Unfortunately the biggest transfer of wealth from consumers to big business won't be subject to a binding referendum -- the elites can't allow a vote that would kill the HST.
But despite HST legislation passing in Ottawa last week with the federal Conservatives, Liberals and Bloc Quebecois all voting in favour and only the New Democrats opposed, the deal is not "done."
Despite the Ontario Liberals pushing the HST through over the objections of the provincial Conservatives and NDP, people will not "sit down."
And here, despite B.C. Liberals insisting that they too will ram through the HST, the public will not "shut up."
No 'meal tax'!
This past week also saw the Canadian Restaurant and Foodservices Association launch its own campaign against the HST -- No Meal Tax -- after failing to convince Premier Gordon Campbell to remove the planned 7 per cent tax on restaurant food. The CRFA fears the industry could lose $750 million -- nearly $50,000 per average restaurant -- and thousands of jobs.

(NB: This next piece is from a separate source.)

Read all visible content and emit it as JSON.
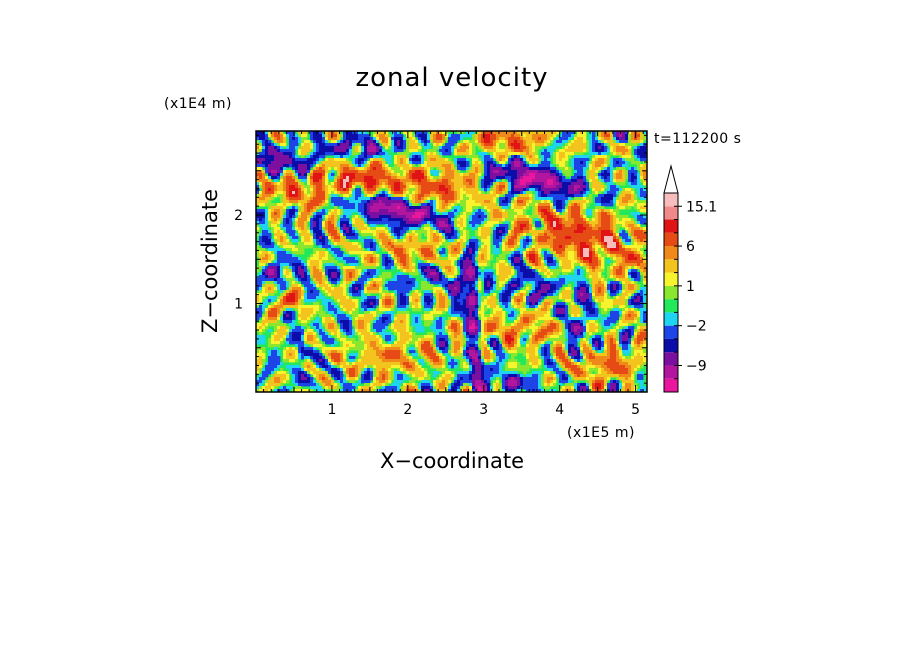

It has launched a consumer petition to express public opposition.
HST backers punished in polls
Two new Angus Reid Public Opinion polls show that both the Ontario and B.C. Liberal parties are paying a huge political price for the HST -- months before it's even imposed.

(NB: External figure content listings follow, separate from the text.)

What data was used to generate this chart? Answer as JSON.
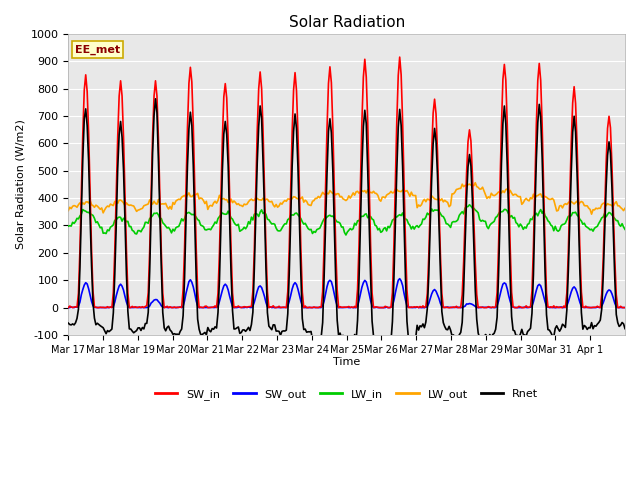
{
  "title": "Solar Radiation",
  "ylabel": "Solar Radiation (W/m2)",
  "xlabel": "Time",
  "ylim": [
    -100,
    1000
  ],
  "bg_color": "#e8e8e8",
  "grid_color": "#ffffff",
  "legend_label": "EE_met",
  "series": {
    "SW_in": {
      "color": "#ff0000",
      "lw": 1.2
    },
    "SW_out": {
      "color": "#0000ff",
      "lw": 1.2
    },
    "LW_in": {
      "color": "#00cc00",
      "lw": 1.2
    },
    "LW_out": {
      "color": "#ffa500",
      "lw": 1.2
    },
    "Rnet": {
      "color": "#000000",
      "lw": 1.2
    }
  },
  "xtick_labels": [
    "Mar 17",
    "Mar 18",
    "Mar 19",
    "Mar 20",
    "Mar 21",
    "Mar 22",
    "Mar 23",
    "Mar 24",
    "Mar 25",
    "Mar 26",
    "Mar 27",
    "Mar 28",
    "Mar 29",
    "Mar 30",
    "Mar 31",
    "Apr 1"
  ],
  "xtick_positions": [
    0,
    1,
    2,
    3,
    4,
    5,
    6,
    7,
    8,
    9,
    10,
    11,
    12,
    13,
    14,
    15
  ],
  "ytick_vals": [
    -100,
    0,
    100,
    200,
    300,
    400,
    500,
    600,
    700,
    800,
    900,
    1000
  ],
  "sw_in_peaks": [
    850,
    830,
    830,
    880,
    820,
    860,
    855,
    880,
    905,
    910,
    760,
    650,
    890,
    890,
    800,
    700
  ],
  "sw_out_peaks": [
    90,
    85,
    30,
    100,
    85,
    80,
    90,
    100,
    100,
    105,
    65,
    15,
    90,
    85,
    75,
    65
  ],
  "lw_in_base": [
    325,
    300,
    310,
    315,
    315,
    320,
    310,
    305,
    310,
    310,
    330,
    340,
    325,
    320,
    315,
    315
  ],
  "lw_out_base": [
    355,
    355,
    355,
    380,
    365,
    370,
    370,
    390,
    395,
    400,
    370,
    420,
    395,
    380,
    355,
    350
  ]
}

The Dalton McGuinty Liberals have dropped into a poor second place in just a few months at only 29 per cent, while the Conservatives under leader Tim Hudak have soared to 41 per cent thanks to their spirited battle against the HST, which included having elected members occupy the Legislature. And the Ontario NDP has also jumped to 20 per cent.
In B.C. the Campbell Liberals have plummeted to 33 per cent while the Carole James NDP is at an all-time high of 47 per cent.
And the HST is the reason in both provinces, with Ipsos Reid finding that 82 per cent of British Columbians oppose the tax, 61 per cent strongly. A stunning 91 per cent believe it will hurt the provincial economy.
In Ontario, 75 per cent oppose the HST, with 57 per cent saying they do so "strongly" and 83 per cent believe it will make goods and services more expensive.
The HST vote in Parliament is also hurting the federal Conservatives in B.C. The CRFA did a poll which showed 54 per cent viewed the government as "less favourable" after learning Prime Minister Stephen Harper proposed the HST deal.
And the CRFA uses strong language in condemning the HST:
"It's very simple. The new Meal Tax will hurt our communities while supporting tax breaks to business," the CRFA website says. "How can we support a tax that 'will raise more money from consumers to give tax breaks to business and there won't be more money for health or social programs.'"
Saskatchewan as prologue
And for those who say it is a "done deal" regardless of overwhelming opposition, look to Saskatchewan, where the Conservative government that brought in an HST was defeated in the 1991 election by New Democrats who reversed the legislation.
The Fight HST campaign, which I support, will try next year to force a province-wide initiative vote to overturn the tax.
The elites think they have already won. Time for the people to teach them another lesson.